Discussion of Background
Conventionally, the labels used in the cosmetics field are formed from self-adhesive sheets made of materials such as high-density polyethylenes, polypropylenes, polyvinyl chlorides, polyethylene terephthalates, or paper. The face of the sheet on the opposite side from the adhesive layer is printed, such as by screen printing, typography, flexography, photogravure or offset printing. A lacquer is optionally deposited on the printed face and dried, conventionally or by ultraviolet radiation.
Generally, in the labeling field, the labels are placed on at least one of the faces of a support tape wound around a core. The support is continuously fed to a labeling station at which the labels are transferred onto objects to be labeled. On leaving the labeling station, the support is wound around a spindle, and scrapped or recycled.
Supports provided with labels on both their faces are also known. These can be used for feeding continuous labeling chains as described in documents FR-A-2 789 971 and FR-A-2 789 972. These two-sided label supports have the advantage of minimizing the amount of support tape to be subsequently scrapped or recycled once all the labels have been removed.
Supports provided with labels made of polyethylene, the thickness of the labels of which is around 80 to 100 μm, are known.
Also known from the prior art are thin labels made of polyethylene terephthalate that are bonded by means of an adhesive layer to both faces of a paper support or a support made of a thermoplastic. The faces of the support are preferably siliconized in order to facilitate the detachment of the labels coated with their adhesive by the labeling stations. The thickness of such a support provided with labels on both its faces is known to be around 60 to 150 μm.
The advantage of polyethylene terephthalate labels is the ability to obviate treatments prior to the printing, of the corona or “top coating” type, that are used to improve the printability and the retention of the ink on the upper surface of the label. This is because polyethylene terephthalate already allows, without any specific treatment, more optimum and durable printability.
The problem posed by the two-sided supports of the prior art is that they are too thick when they have polyethylene labels and they are expensive to produce when they have polyethylene terephthalate labels.
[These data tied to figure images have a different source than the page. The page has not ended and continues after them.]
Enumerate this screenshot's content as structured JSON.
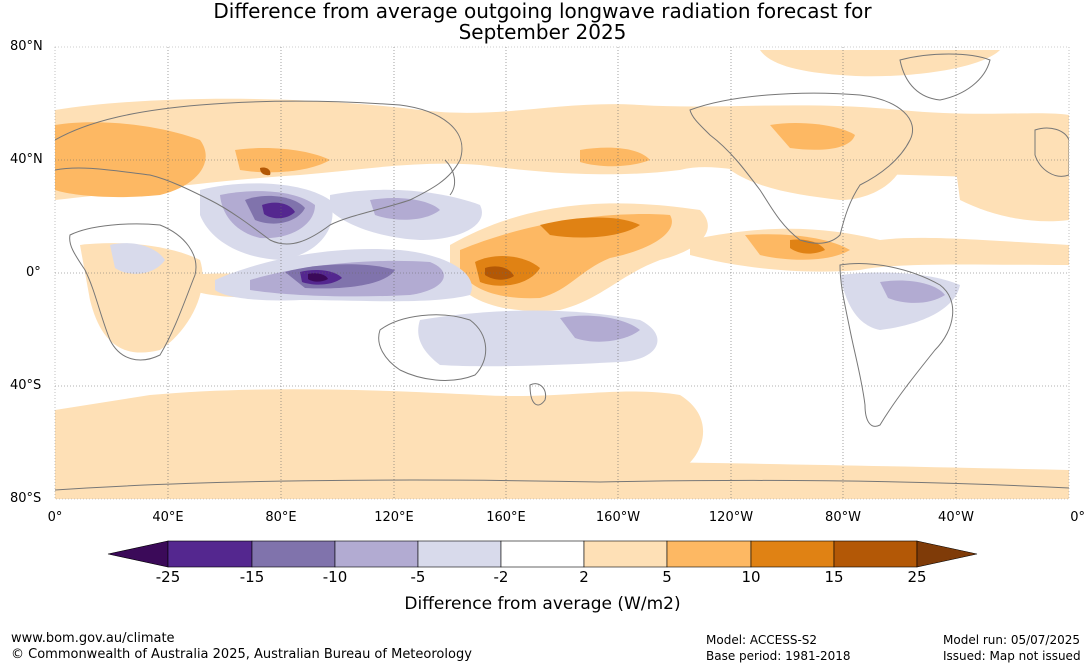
{
  "title_line1": "Difference from average outgoing longwave radiation forecast for",
  "title_line2": "September 2025",
  "lat_labels": [
    "80°N",
    "40°N",
    "0°",
    "40°S",
    "80°S"
  ],
  "lon_labels": [
    "0°",
    "40°E",
    "80°E",
    "120°E",
    "160°E",
    "160°W",
    "120°W",
    "80°W",
    "40°W",
    "0°"
  ],
  "colorbar": {
    "ticks": [
      "-25",
      "-15",
      "-10",
      "-5",
      "-2",
      "2",
      "5",
      "10",
      "15",
      "25"
    ],
    "colors": [
      "#3b0a59",
      "#54278f",
      "#8073ac",
      "#b2abd2",
      "#d8daeb",
      "#ffffff",
      "#fee0b6",
      "#fdb863",
      "#e08214",
      "#b35806",
      "#7f3b08"
    ],
    "title": "Difference from average (W/m2)"
  },
  "footer": {
    "url": "www.bom.gov.au/climate",
    "copyright": "© Commonwealth of Australia 2025, Australian Bureau of Meteorology",
    "model": "Model: ACCESS-S2",
    "base_period": "Base period: 1981-2018",
    "model_run": "Model run: 05/07/2025",
    "issued": "Issued: Map not issued"
  }
}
The recycling of polyethylene terephthalate is also generally more expensive than the recycling of other thermoplastics.
Finally, the inventor is aware that the problems associated with the high level of products deemed to be defective on leaving the labeling station, and the problems of the labeling stations slowing down or becoming blocked, can be due to the electrostatic potential developed by these polyethylene terephthalate labels. Thus, when the labeling station unwinds the support, it may turn out that the electrostatic potential of the labels is sufficient to generate a static electricity spark on passing through the labeling station. This spark can result in the ignition of the support or the labels. Such ignition then makes, respectively, the labels and the support unsuitable for use. The labeling station therefore has to be stopped.
Even if the label passes through the labeling station without creating sparks, since the label still has a high electrostatic potential when it is mechanically presented against the object onto which it has to be bonded, it can be repelled by the object. A first risk is that the label will completely fail to be bonded to the product. A second risk is that the label will be bonded to the object in an offset manner. In the latter case, the label will not be at an expected place on the object. In both situations, the resulting objects can be considered defective and unsuitable for sale as such. It will therefore be necessary for these objects to be removed manually, and the production costs will thereby be increased.
The existence of such an electrostatic field may also block the upstream labeling station. This is because the electrostatic field created between two labels facing each other may even be higher than the adhesive force conferred by the adhesive that keeps the labels on their support. Consequently, a label may become prematurely separated from its support—it is then free and can “fly” in the labeling station. There is therefore a risk of it disturbing or even blocking or jamming the labeling chain, and time will then be unnecessarily wasted in getting the labeling machine back into operation.